Table of Contents Previous Section Next Section

12.6 Summary and Discussion

This chapter provides a framework for deriving parallel algorithms that use dynamic programming. It identifies possible sources of parallelism, and indicates under what conditions they can be utilized effectively.

By representing computation as a graph, we identify three sources of parallelism. First, the computation of the cost of a single subproblem (a node in a level) can be parallelized. For example, for computing the shortest path in the multistage graph shown in Figure 12.3, node computation can be parallelized because the complexity of node computation is itself Q(n). For many problems, however, node computation complexity is lower, limiting available parallelism.

Second, subproblems at each level can be solved in parallel. This provides a viable method for extracting parallelism from a large class of problems (including all the problems in this chapter).

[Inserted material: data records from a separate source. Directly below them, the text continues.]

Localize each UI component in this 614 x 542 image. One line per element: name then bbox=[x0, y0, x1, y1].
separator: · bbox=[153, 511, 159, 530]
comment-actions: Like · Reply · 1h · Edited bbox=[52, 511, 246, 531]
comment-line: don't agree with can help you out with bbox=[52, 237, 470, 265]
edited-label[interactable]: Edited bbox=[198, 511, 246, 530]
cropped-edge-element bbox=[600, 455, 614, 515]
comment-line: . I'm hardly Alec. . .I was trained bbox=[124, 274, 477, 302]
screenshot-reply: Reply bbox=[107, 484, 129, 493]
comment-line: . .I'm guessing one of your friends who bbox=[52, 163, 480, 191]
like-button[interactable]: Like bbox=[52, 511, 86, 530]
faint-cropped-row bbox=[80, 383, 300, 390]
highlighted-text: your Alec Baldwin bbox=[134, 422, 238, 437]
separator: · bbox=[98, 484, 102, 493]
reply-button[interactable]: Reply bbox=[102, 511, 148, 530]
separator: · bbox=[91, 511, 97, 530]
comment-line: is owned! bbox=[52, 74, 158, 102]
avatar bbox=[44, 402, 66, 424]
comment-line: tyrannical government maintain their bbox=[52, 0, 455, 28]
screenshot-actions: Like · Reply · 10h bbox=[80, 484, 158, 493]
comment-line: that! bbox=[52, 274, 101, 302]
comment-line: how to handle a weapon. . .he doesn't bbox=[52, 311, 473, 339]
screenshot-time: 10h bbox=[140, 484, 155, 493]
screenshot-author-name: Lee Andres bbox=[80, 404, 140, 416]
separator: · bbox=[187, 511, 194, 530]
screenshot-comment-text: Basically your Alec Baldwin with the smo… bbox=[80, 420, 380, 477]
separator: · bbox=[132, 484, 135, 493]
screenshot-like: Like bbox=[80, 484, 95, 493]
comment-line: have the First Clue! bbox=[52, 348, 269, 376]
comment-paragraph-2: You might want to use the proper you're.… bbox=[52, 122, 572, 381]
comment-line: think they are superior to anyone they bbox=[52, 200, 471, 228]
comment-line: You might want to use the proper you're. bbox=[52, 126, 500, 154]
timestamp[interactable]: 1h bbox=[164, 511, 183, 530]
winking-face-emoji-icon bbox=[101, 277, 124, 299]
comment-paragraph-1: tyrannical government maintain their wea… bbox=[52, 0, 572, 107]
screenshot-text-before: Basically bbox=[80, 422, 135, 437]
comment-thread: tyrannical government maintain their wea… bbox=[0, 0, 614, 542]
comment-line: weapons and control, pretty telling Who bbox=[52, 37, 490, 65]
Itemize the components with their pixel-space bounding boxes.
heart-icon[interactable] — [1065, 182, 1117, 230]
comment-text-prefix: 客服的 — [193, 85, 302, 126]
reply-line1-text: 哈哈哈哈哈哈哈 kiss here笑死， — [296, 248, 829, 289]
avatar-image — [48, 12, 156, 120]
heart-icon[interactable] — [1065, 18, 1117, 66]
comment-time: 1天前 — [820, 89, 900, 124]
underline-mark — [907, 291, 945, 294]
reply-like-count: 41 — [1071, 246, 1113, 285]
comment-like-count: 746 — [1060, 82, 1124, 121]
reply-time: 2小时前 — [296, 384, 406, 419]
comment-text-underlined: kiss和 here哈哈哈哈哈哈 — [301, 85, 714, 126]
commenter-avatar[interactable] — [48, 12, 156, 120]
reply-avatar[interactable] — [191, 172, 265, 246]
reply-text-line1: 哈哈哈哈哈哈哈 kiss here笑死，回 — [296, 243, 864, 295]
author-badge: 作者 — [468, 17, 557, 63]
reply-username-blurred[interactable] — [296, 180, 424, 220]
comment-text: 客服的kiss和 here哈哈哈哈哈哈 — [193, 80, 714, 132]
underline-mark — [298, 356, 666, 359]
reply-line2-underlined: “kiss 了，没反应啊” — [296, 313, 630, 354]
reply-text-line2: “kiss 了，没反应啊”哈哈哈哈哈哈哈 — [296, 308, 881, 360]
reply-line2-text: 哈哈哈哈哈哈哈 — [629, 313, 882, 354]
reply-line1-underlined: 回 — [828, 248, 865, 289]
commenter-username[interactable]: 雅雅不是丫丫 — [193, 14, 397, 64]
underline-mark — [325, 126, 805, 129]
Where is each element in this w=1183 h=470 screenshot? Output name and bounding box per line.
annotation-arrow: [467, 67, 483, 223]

The first two sources of parallelism are available to both serial and nonserial formulations. Nonserial formulations allow a third source of parallelism: pipelining of computations among different levels. Pipelining makes it possible to start solving a problem as soon as the subproblems it depends on are solved. This form of parallelism is used in the parenthesization problem.

Note that pipelining was also applied to the parallel formulation of Floyd's all-pairs shortest-paths algorithm in Section 10.4.2. As discussed in Section 12.4, this algorithm corresponds to a serial DP formulation. The nature of pipelining in this algorithm is different from the one in nonserial DP formulation. In the pipelined version of Floyd's algorithm, computation in a stage is pipelined with the communication among earlier stages. If communication cost is zero (as in a PRAM), then Floyd's algorithm does not benefit from pipelining.

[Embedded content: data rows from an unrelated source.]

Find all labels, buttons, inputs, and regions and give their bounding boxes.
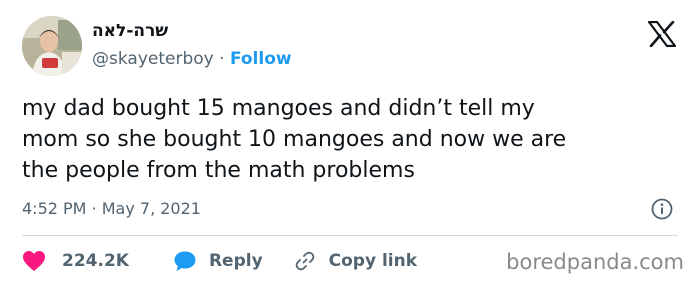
tweet-line: my dad bought 15 mangoes and didn’t tell…	[22, 96, 535, 121]
display-name[interactable]: שרה-לאה	[92, 19, 168, 43]
handle-row: @skayeterboy · Follow	[92, 47, 292, 71]
tweet-card: שרה-לאה @skayeterboy · Follow my dad bou…	[0, 0, 700, 287]
separator-dot: ·	[219, 49, 225, 69]
speech-bubble-icon	[174, 251, 196, 271]
handle[interactable]: @skayeterboy	[92, 49, 214, 69]
copy-link-label: Copy link	[328, 251, 418, 271]
timestamp[interactable]: 4:52 PM · May 7, 2021	[22, 197, 201, 221]
divider	[22, 235, 678, 236]
action-bar: 224.2K Reply Copy link	[22, 248, 417, 274]
x-logo-icon[interactable]	[647, 20, 677, 48]
follow-button[interactable]: Follow	[230, 49, 292, 69]
copy-link-button[interactable]: Copy link	[293, 249, 417, 273]
heart-icon	[23, 251, 45, 271]
avatar-photo	[22, 16, 82, 76]
tweet-text: my dad bought 15 mangoes and didn’t tell…	[22, 93, 672, 186]
like-button[interactable]: 224.2K	[22, 250, 129, 272]
info-icon[interactable]	[650, 197, 674, 221]
tweet-line: the people from the math problems	[22, 158, 415, 183]
tweet-line: mom so she bought 10 mangoes and now we …	[22, 127, 567, 152]
like-count: 224.2K	[62, 251, 129, 271]
reply-label: Reply	[208, 251, 263, 271]
reply-button[interactable]: Reply	[173, 250, 263, 272]
avatar[interactable]	[22, 16, 82, 76]
link-icon	[295, 251, 314, 271]
watermark: boredpanda.com	[506, 250, 684, 274]
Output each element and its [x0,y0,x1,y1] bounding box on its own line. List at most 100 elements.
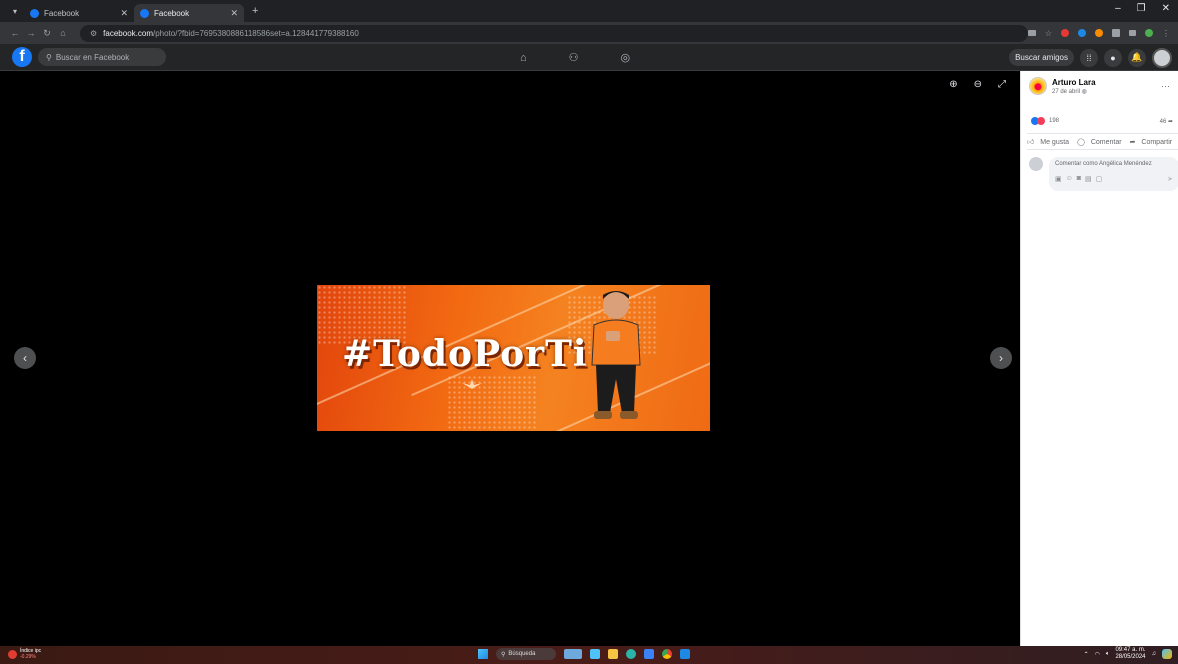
edge-browser-icon[interactable] [626,649,636,659]
zoom-out-icon[interactable]: ⊖ [974,79,982,90]
photo-viewer: ⊕ ⊖ ⤢ ‹ › #TodoPorTi [7,71,1020,646]
close-tab-icon[interactable]: ✕ [120,8,128,19]
search-placeholder: Buscar en Facebook [55,52,130,62]
photo-image: #TodoPorTi [317,285,710,431]
browser-tab-active[interactable]: Facebook ✕ [134,4,244,22]
menu-dots-icon[interactable]: ⋮ [1162,29,1170,38]
reactions-count[interactable]: 198 [1049,118,1059,124]
friends-nav-icon[interactable]: ⚇ [569,51,579,64]
avatar-sticker-icon[interactable]: ▣ [1055,175,1062,183]
store-icon[interactable] [644,649,654,659]
groups-nav-icon[interactable]: ◎ [621,51,631,64]
previous-photo-button[interactable]: ‹ [14,347,36,369]
post-date[interactable]: 27 de abril [1052,89,1080,95]
profile-icon[interactable] [1145,29,1153,37]
reactions-summary: 198 46 ➦ [1031,117,1173,125]
author-avatar[interactable] [1029,77,1047,95]
file-explorer-icon[interactable] [608,649,618,659]
media-icon[interactable] [1129,30,1136,36]
notification-bell-icon[interactable]: ♫ [1152,651,1157,657]
restore-icon[interactable]: ❐ [1137,3,1146,14]
account-avatar[interactable] [1152,47,1172,68]
reload-icon[interactable]: ↻ [40,28,54,39]
gif-icon[interactable]: ▤ [1085,175,1092,183]
menu-grid-icon[interactable]: ⁞⁞ [1080,48,1098,67]
like-button[interactable]: 👍︎ Me gusta [1027,137,1073,146]
clock[interactable]: 09:47 a. m. 28/05/2024 [1115,647,1145,661]
home-nav-icon[interactable]: ⌂ [520,52,527,64]
send-icon[interactable]: ➤ [1167,175,1173,183]
cast-icon[interactable] [1027,30,1036,36]
more-options-icon[interactable]: ··· [1161,81,1170,91]
find-friends-button[interactable]: Buscar amigos [1009,49,1074,66]
task-view-icon[interactable] [590,649,600,659]
forward-icon[interactable]: → [24,28,38,38]
bookmark-star-icon[interactable]: ☆ [1045,29,1052,38]
back-icon[interactable]: ← [8,28,22,38]
zoom-in-icon[interactable]: ⊕ [949,79,957,90]
facebook-favicon-icon [30,8,39,18]
address-bar[interactable]: ⚙ facebook.com /photo/?fbid=769538088611… [80,24,1028,42]
minimize-icon[interactable]: – [1115,3,1121,14]
extension-red-icon[interactable] [1061,29,1069,37]
close-tab-icon[interactable]: ✕ [230,8,238,19]
taskbar-search[interactable]: ⚲ Búsqueda [496,648,556,660]
comment-label: Comentar [1090,138,1122,146]
next-photo-button[interactable]: › [990,347,1012,369]
facebook-logo-icon[interactable]: f [12,47,32,67]
system-tray: ⌃ ◠ 🔈︎ 09:47 a. m. 28/05/2024 ♫ [1084,647,1172,661]
party-eagle-logo-icon [462,379,482,389]
tray-chevron-icon[interactable]: ⌃ [1084,651,1089,658]
thumbs-up-icon: 👍︎ [1027,139,1037,146]
close-window-icon[interactable]: ✕ [1162,3,1170,14]
tab-search-icon[interactable]: ▾ [6,7,24,16]
emoji-icon[interactable]: ☺ [1066,175,1073,183]
notifications-bell-icon[interactable]: 🔔 [1128,48,1146,67]
share-label: Compartir [1141,138,1173,146]
sticker-icon[interactable]: ▢ [1096,175,1103,183]
chrome-icon[interactable] [662,649,672,659]
url-path: /photo/?fbid=7695380886118586set=a.12844… [152,28,359,38]
comment-input[interactable]: Comentar como Angélica Menéndez ▣ ☺ ◙ ▤ … [1049,157,1178,191]
camera-icon[interactable]: ◙ [1077,175,1081,183]
wifi-icon[interactable]: ◠ [1095,651,1100,658]
window-controls: – ❐ ✕ [1115,3,1170,14]
banner-hashtag-text: #TodoPorTi [342,333,588,375]
author-name[interactable]: Arturo Lara [1052,78,1096,87]
facebook-right-nav: Buscar amigos ⁞⁞ ● 🔔 [1009,44,1172,71]
extensions-puzzle-icon[interactable] [1112,29,1120,37]
comment-placeholder: Comentar como Angélica Menéndez [1055,161,1152,167]
tab-title: Facebook [44,8,80,18]
browser-tab[interactable]: Facebook ✕ [24,4,134,22]
stock-text: Índice ipc -0.29% [20,648,41,660]
shares-count-group[interactable]: 46 ➦ [1160,118,1173,125]
globe-icon: ◍ [1081,88,1087,95]
like-label: Me gusta [1040,139,1070,146]
tab-title: Facebook [154,8,190,18]
url-host: facebook.com [103,28,153,38]
stock-widget[interactable]: Índice ipc -0.29% [8,648,41,660]
mail-icon[interactable] [680,649,690,659]
extension-orange-icon[interactable] [1095,29,1103,37]
fullscreen-icon[interactable]: ⤢ [998,79,1006,90]
share-button[interactable]: ➦ Compartir [1130,138,1177,146]
post-actions: 👍︎ Me gusta ◯ Comentar ➦ Compartir [1027,133,1178,150]
facebook-header: f ⚲ Buscar en Facebook ⌂ ⚇ ◎ Buscar amig… [0,44,1178,71]
widgets-icon[interactable] [564,649,582,659]
copilot-icon[interactable] [1162,649,1172,659]
windows-start-icon[interactable] [478,649,488,659]
site-info-icon[interactable]: ⚙ [90,29,97,38]
stock-change: -0.29% [20,654,36,660]
new-tab-icon[interactable]: + [252,5,258,17]
post-side-panel: Arturo Lara 27 de abril ◍ ··· 198 46 ➦ 👍… [1020,71,1178,646]
taskbar-search-label: Búsqueda [508,651,536,657]
home-icon[interactable]: ⌂ [56,28,70,38]
viewer-tools: ⊕ ⊖ ⤢ [949,79,1006,90]
comment-button[interactable]: ◯ Comentar [1077,138,1126,146]
love-reaction-icon [1037,117,1045,125]
messenger-icon[interactable]: ● [1104,48,1122,67]
stock-down-icon [8,649,17,659]
volume-icon[interactable]: 🔈︎ [1106,651,1110,658]
facebook-search-input[interactable]: ⚲ Buscar en Facebook [38,48,166,66]
extension-blue-icon[interactable] [1078,29,1086,37]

Throughout the chapter, we have seen the importance of data locality. If the solution to a problem requires results from other subproblems, the cost of communicating those results must be less than the cost of solving the problem. In some problems (the 0/1 knapsack problem, for example) the degree of locality is much smaller than in other problems such as the longest-common-subsequence problem and Floyd's all-pairs shortest-paths algorithm.